Dobrowolski “eligió una forma muy sofisticada de matar a su esposo como fue la inyección de insulina” pese a que sabía perfectamente que padece diabetes tipo 2 y que su marido no se trata con esa sustancia. La dosis suministrada “pudo ser alta” y tenía “capacidad” para provocarle una hipoglucemia grave que derivara en un coma e incluso causarle daños neuronales e irreversibles e incluso la muerte. La mujer “conocía ese efecto” no solo por los años de relación sino por sus estudios de medicina. Y engañó a su esposo cuando, a medianoche, le dijo que le estaba inyectando hormona del crecimiento y otro producto (Saxenda) para adelgazar. “Inferimos el ánimo homicida”, agrega la resolución, que insiste en que “el comportamiento de la acusada evidenció que actuó con dolo directo de matar”.
Si la mujer de Mainat se ha librado de una condena de asesinato fue por lo que hizo después, según ha quedado también acreditado en la sentencia. Tras comprobar que entraba en una hipoglucemia grave, Dobrowolski “llamó a los servicios de emergencia”. El rápido suministro de medicamentos (glucosa) permitió revertir el coma en el que se encontraba, lo que “evitó su muerte” y permitió su completa recuperación. “La acusada desistió voluntariamente de su acción homicida”, lo que evita su condena por ese delito.
Fernando González de Castejón: Un marqués con un historial de violencia
El hallazgo de tres cadáveres tiroteados en un piso de la calle Serrano de Madrid sorprendió por igual a policías y vecinos, pero no a los familiares de las víctimas. En el salón yacían una mujer de 70 años y un hombre de 53; ella era una amiga que se quedaba a dormir de vez en cuando, él, Fernando González de Castejón, El Marqués. En la cocina estaba la tercera muerta, Gemma Jiménez (44), esposa del aristócrata, con un disparo en la cabeza.
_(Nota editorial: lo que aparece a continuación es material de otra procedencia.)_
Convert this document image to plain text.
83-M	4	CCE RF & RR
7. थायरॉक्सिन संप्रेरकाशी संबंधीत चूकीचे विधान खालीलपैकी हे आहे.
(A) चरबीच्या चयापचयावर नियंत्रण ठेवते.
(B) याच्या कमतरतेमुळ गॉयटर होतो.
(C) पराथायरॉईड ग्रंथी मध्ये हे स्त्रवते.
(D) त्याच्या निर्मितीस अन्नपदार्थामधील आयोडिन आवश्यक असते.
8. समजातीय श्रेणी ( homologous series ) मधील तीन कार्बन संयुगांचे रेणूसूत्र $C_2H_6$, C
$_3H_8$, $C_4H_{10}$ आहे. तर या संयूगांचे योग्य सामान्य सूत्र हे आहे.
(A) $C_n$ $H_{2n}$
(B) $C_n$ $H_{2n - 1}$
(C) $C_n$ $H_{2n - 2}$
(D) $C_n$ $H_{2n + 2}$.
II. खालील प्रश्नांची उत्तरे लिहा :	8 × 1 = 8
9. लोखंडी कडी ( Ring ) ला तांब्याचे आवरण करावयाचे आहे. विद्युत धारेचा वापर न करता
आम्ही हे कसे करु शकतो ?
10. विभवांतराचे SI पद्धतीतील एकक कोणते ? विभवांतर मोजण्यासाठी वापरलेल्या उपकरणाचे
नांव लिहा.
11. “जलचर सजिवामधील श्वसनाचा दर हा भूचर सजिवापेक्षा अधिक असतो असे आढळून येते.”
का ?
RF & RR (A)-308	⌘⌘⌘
El historial del noble -grande de España, conde de Atarés y marqués de Perijá- con la justicia siempre ha estado relacionado con las mujeres, en concreto con aquellas a las que maltrataba. En 2009 fue denunciado por maltratar a su hermana y su madre y se le impuso una orden de alejamiento. Años más tarde, en 2018, la Policía actuó de oficio y lo detuvo por malos tratos a Gemma, la mujer a la que acabó matando, pero ella retiró la denuncia y volvieron a convivir.